Numpy modify ndarray diagonal

Question

is there any way in numpy to get a reference to the array diagonal? I want my array diagonal to be divided by a certain factor Thanks

Answer 1

If X is your array and c is the factor,

X[np.diag_indices_from(X)] /= c

See diag_indices_from in the Numpy manual.

Answer 2

A quick way to access the diagonal of a square (n,n) numpy array is with arr.flat[::n+1]:

n = 1000
c = 20
a = np.random.rand(n,n)

a[np.diag_indices_from(a)] /= c # 119 microseconds
a.flat[::n+1] /= c # 25.3 microseconds

Answer 3

The np.fill_diagonal function is quite fast:

np.fill_diagonal(a, a.diagonal() / c)

where a is your array and c is your factor.

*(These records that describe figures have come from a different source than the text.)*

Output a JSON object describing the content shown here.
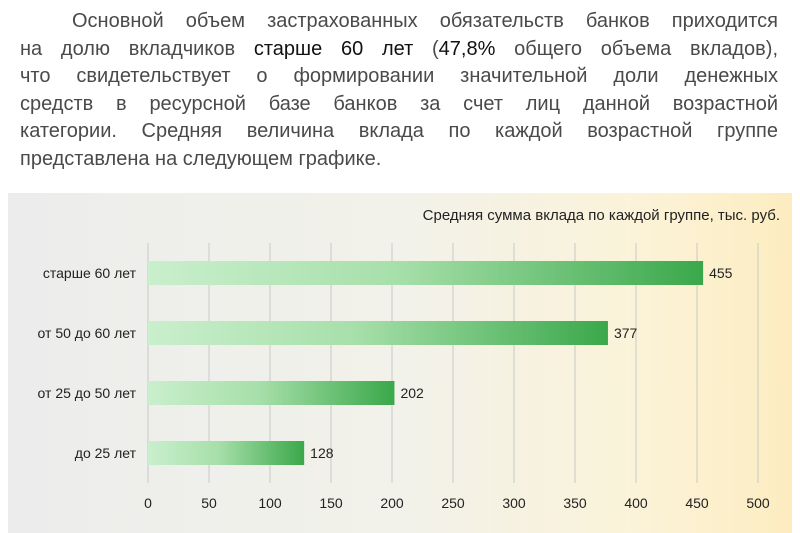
{
  "paragraph": {
    "line1": "Основной объем застрахованных обязательств банков приходится",
    "line2_a": "на долю вкладчиков ",
    "line2_b": "старше 60 лет",
    "line2_c": " (",
    "line2_d": "47,8%",
    "line2_e": " общего объема вкладов),",
    "line3": "что свидетельствует о формировании значительной доли денежных",
    "line4": "средств в ресурсной базе банков за счет лиц данной возрастной",
    "line5": "категории. Средняя величина вклада по каждой возрастной группе",
    "line6": "представлена на следующем графике."
  },
  "colors": {
    "bar_start": "#c9efcc",
    "bar_end": "#3aa84a",
    "grid": "#c8c8c8"
  },
  "chart_data": {
    "type": "bar",
    "orientation": "horizontal",
    "title": "Средняя сумма вклада по каждой группе, тыс. руб.",
    "categories": [
      "старше 60 лет",
      "от 50 до 60 лет",
      "от 25 до 50 лет",
      "до 25 лет"
    ],
    "values": [
      455,
      377,
      202,
      128
    ],
    "xlim": [
      0,
      500
    ],
    "xticks": [
      0,
      50,
      100,
      150,
      200,
      250,
      300,
      350,
      400,
      450,
      500
    ],
    "grid": true,
    "xlabel": "",
    "ylabel": ""
  }
}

On my machine, this method was as fast as @kwgoodman's a.flat[::n+1] /= c method, and in my opinion a bit clearer (but not as slick).

Answer 4

Comparing the above 3 methods:

import numpy as np
import timeit

n = 1000
c = 20
a = np.random.rand(n,n)
a1 = a.copy()
a2 = a.copy()
a3 = a.copy()

t1 = np.zeros(1000)
t2 = np.zeros(1000)
t3 = np.zeros(1000)

for i in range(1000):
    start = timeit.default_timer()
    a1[np.diag_indices_from(a1)] /= c 
    stop = timeit.default_timer()
    t1[i] = start-stop

    start = timeit.default_timer()
    a2.flat[::n+1] /= c
    stop = timeit.default_timer()
    t2[i] = start-stop

    start = timeit.default_timer()
    np.fill_diagonal(a3,a3.diagonal() / c)
    stop = timeit.default_timer()
    t3[i] = start-stop

print([t1.mean(), t1.std()])
print([t2.mean(), t2.std()])
print([t3.mean(), t3.std()])

[-4.5693619907979154e-05, 9.3142851395411316e-06]
[-2.338075107036275e-05, 6.7119609571872443e-06]
[-2.3731951987429056e-05, 8.0455946813059586e-06]

So you can see that the np.flat method is the fastest but marginally. When I ran this for a few more times there were times when the fill_diagonal method was slightly faster. But readability wise its probably worth using the fill_diagonal method.